Prima: alba con striscia di vivido arancio verso la pianura, e dall'altra parte l'oscurità delle alpi. Poi: montagne da ogni parte, cielo più chiaro, il punto luminoso di Venere al colmo dell'eclittica, la falce di Luna. Il treno percorre la val di Susa, assieme al sorgere di un giorno chiaro. [Quella valle l'ho sognata qualche giorno fa, proprio quelle ripide pareti di roccia, e incontravo il Dalai Lama che fuggiva dai cinesi]. Bevo tè caldo, ascolto musica (Chopin, i Baustelle, la Terza di Beethoven, i Winterreise di Schubert, Leonard Cohen, le Advaitic Songs degli Om e praticamente l'opera omnia di Joan Baez). Tutto tranquillo. Trovo scritto "le mancanze possono trovare uno spazio più grande, meno compresso; gli spostamenti, da soli, sono come un interstizio di libertà del cuore e dell'anima". Ed è proprio così che si sentono le mie mancanze, così, su questo treno quieto che se ne va, emettendo appena un flebile ronzio, a Parigi, e che mi depositerà per pranzo sotto il tetto in ferrovetro della Gare de Lyon.
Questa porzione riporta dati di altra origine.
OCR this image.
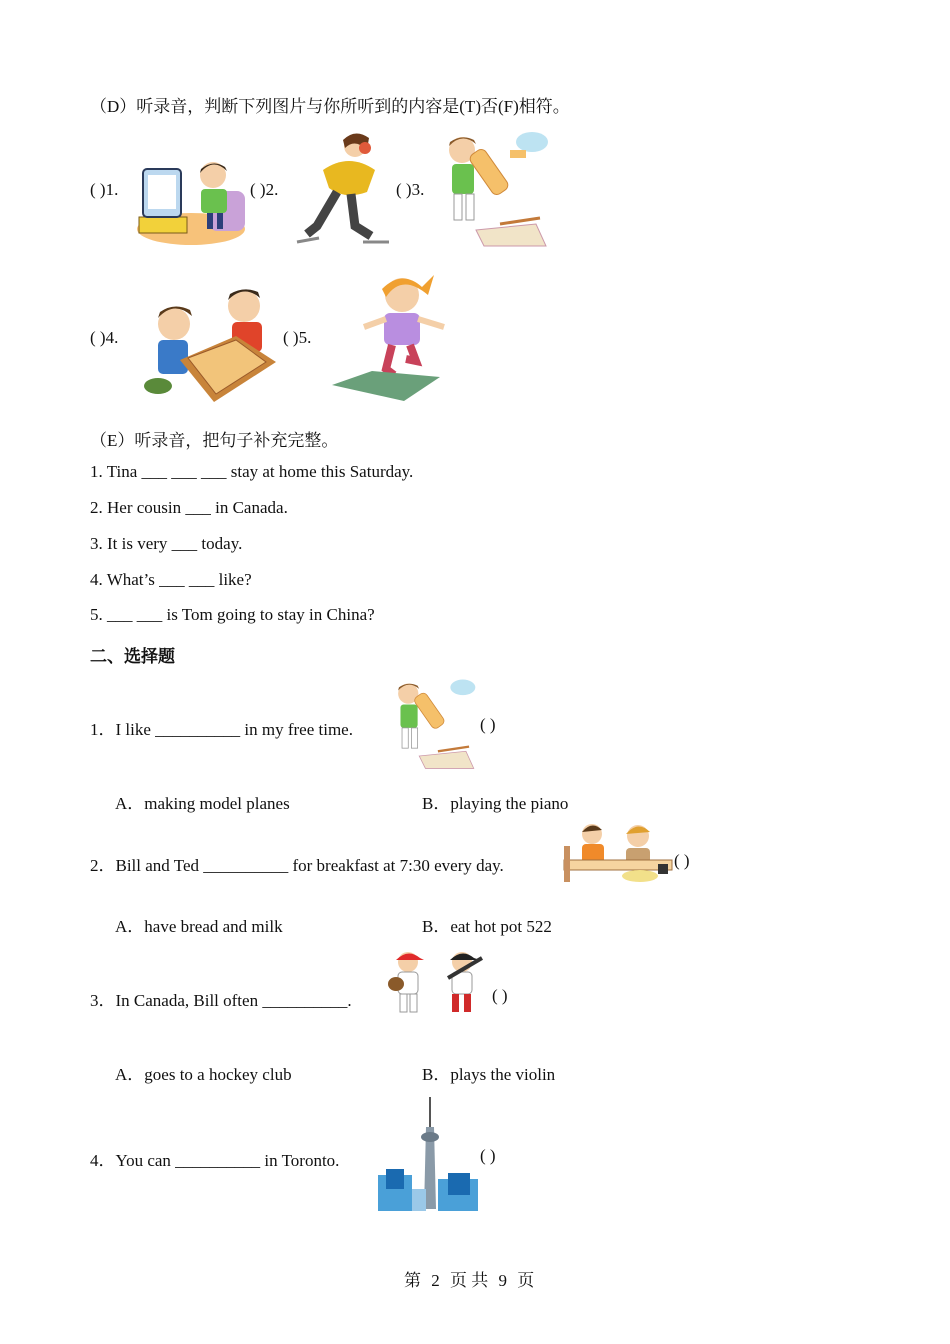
（D）听录音，判断下列图片与你所听到的内容是(T)否(F)相符。
( )1.	( )2.	( )3.
( )4.	( )5.
（E）听录音，把句子补充完整。
1. Tina ___ ___ ___ stay at home this Saturday.
2. Her cousin ___ in Canada.
3. It is very ___ today.
4. What’s ___ ___ like?
5. ___ ___ is Tom going to stay in China?
二、选择题
1．I like __________ in my free time.	( )
A．making model planes	B．playing the piano
2．Bill and Ted __________ for breakfast at 7:30 every day.	( )
A．have bread and milk	B．eat hot pot 522
3．In Canada, Bill often __________.	( )
A．goes to a hockey club	B．plays the violin
4．You can __________ in Toronto.	( )
第 2 页 共 9 页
Al confine, tra Bardonecchia e Modane, un terzetto di poliziotti in blu, sorridenti e assonnati, fingono di controllare i documenti. Io non estraggo neppure il mio, non mi viene chiesto. Il confine è ormai formale, nel senso che permangono solamente alcune formalità residuali di segnalarne il passaggio. Ma il treno lo attraversa in un sospiro, senza che i passeggeri quasi se ne accorgano.

Mentre scrivo - proprio in questo istante – siamo fermi a un'altra Gare de Lyon, cioè proprio alla stazione di Lyon / Saint Exupery, e all'inizio mi sembra molto strano aver dato questo nome a una sosta per treni e non a un posatoio per aeroplani. In realtà è la stazione interna all'aeroporto. Quella della città si chiama Part-Dieu, tanto per dire.

C'è un pensiero che da ieri mi insegue, ma delicatamente. Potrei dire che mi accompagna, ma il verbo non darebbe conto di una certa mia voglia di liberarmene, ed è forse per questo che scrivo, per liberarmene, pur sapendo che forse nessuno potrà comprendere. Lo prendano, se vogliono, come una fiaba, anche se fiaba non è.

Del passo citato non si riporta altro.